Because right behind kindness as a core motivator for Stede is insecurity and guilt that he's constantly attempting to compensate for. His soft nature, his nurturing, his oddball energy, his sincere passions and interests, all the things that are genuinely him deep down, are things that have always been openly belittled. Even as a child, they put a target on his back among his peers. As kind and sunshiny and down to have a fun time as he is, Stede's self-esteem is low in a way that's wrapped around to being an accepted facet of reality. He doesn't know how to not be himself, so he's resigned to politely weathering that mockery.

He encourages his friends and crew to talk through their feelings, to express their vulnerabilities and difficulties, and tries to create a safe space in which they can explore that, but he never seems to do the same. If someone tells him outright that he's terrible, that he ruins things or a deserves terrible fate, he's not inclined to argue. Deep down, he's ultimately come to believe similarly. There must be something wrong with him, because everyone who's ever met him has all but said so. When he's told to his face late in the first season that he's a monster, a plague, that he "defiles beautiful things," he makes no argument against it. He completely agrees. He's grappling with the weight of his own unresolved and unprocessed issues, as well as his fresher very heavy guilt about the way that he abandoned his wife and children, and the way that he's never been able to conform or passably perform to a strict standard of masculinity in his life.

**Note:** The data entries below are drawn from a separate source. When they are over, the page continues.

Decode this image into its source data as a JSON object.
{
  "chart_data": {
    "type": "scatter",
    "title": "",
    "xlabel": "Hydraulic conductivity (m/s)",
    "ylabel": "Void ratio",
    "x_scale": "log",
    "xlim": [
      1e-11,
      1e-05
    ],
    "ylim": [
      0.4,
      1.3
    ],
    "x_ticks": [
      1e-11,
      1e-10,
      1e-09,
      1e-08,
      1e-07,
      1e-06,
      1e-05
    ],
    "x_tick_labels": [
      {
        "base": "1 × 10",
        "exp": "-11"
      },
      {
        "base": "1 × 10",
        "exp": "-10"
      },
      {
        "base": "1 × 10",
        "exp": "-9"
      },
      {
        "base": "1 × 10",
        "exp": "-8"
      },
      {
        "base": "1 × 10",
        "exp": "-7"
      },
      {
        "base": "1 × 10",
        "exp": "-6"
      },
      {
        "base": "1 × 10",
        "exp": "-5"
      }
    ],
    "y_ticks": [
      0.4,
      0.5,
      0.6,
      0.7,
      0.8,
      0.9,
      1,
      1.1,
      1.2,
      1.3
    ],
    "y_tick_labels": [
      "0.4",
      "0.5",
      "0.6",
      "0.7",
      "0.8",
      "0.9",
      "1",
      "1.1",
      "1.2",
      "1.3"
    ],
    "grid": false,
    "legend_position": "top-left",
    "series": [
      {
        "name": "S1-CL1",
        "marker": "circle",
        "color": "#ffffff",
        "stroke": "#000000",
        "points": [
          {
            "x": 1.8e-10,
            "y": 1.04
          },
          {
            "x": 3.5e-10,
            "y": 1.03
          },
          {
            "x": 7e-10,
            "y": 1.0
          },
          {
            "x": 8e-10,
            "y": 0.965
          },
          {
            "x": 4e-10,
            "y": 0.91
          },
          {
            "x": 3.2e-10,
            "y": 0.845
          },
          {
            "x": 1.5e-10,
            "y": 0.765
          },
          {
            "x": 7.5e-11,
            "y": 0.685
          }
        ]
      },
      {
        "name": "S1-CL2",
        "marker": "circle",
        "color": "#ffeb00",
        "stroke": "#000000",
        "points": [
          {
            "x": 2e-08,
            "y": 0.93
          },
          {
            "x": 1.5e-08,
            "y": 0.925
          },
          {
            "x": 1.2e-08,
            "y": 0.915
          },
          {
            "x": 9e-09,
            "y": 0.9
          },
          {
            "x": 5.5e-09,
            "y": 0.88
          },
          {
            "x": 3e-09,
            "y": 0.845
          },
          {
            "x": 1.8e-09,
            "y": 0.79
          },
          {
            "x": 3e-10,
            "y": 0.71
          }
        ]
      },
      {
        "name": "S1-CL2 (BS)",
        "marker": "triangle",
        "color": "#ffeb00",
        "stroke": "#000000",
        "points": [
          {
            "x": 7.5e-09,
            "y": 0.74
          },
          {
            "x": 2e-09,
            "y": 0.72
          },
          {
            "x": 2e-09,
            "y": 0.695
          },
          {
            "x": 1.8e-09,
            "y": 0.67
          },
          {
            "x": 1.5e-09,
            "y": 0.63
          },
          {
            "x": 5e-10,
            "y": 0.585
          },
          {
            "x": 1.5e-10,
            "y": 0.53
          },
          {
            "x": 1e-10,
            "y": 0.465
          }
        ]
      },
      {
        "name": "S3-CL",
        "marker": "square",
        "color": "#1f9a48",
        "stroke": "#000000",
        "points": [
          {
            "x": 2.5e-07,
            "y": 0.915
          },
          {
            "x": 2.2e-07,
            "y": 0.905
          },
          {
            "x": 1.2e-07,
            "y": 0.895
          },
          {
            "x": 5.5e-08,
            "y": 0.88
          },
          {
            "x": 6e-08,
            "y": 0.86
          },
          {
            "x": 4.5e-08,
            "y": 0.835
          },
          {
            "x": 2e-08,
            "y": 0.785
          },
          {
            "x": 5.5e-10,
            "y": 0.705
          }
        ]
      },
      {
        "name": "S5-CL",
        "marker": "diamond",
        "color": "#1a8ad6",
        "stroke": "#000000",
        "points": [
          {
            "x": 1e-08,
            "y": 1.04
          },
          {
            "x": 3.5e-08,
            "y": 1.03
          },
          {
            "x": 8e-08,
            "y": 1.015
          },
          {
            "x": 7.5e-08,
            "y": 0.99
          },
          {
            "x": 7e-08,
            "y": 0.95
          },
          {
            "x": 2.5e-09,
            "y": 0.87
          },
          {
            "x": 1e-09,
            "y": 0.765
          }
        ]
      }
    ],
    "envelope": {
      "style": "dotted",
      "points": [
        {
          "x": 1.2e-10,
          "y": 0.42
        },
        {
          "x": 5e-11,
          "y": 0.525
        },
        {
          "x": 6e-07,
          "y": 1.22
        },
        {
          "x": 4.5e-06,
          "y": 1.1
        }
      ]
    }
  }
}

So basically, he's a kind, well-meaning person with a very cheery demeanor and emotional baggage, prone to making dumb choices and short-sighted mistakes, out there trying his best, coming to terms with the fact that running away from his problems somehow did not disappear them.

Curse:
Stede's curse is going to be a fluctuating effect on his surroundings/things that he directly interacts with. Sort of in a "hand of Midas" ballpark-- only instead of turning things to gold, they just end up ruined. (Because I feel like it would be an interesting way to get to play with his sort of learned belief that there's something wrong with him just by way of existing, the ease with which he agrees that he "defiles" beautiful things and brings them to ruin by proximity alone, etc.)

It's definitely not something I'd ever scale up to the point of like, crumbling architecture around him or opening chasms in the ground. The specific effect would vary depending on what he's interacting with and how strongly the curse is manifesting at the time, but all towards the end result of ruining/harming them. Like picking a flower only for it to shrivel in his hand or leaving a patch of dead grass behind around it; folding the laundry only to somehow leave it smeared with blood; small cracks manifesting in the pavement beneath him; walls yellowing around him; holding someone's arm, but anything from like, bruising to creeping mold spreads out from the place where he's touching them (with player permission), etc.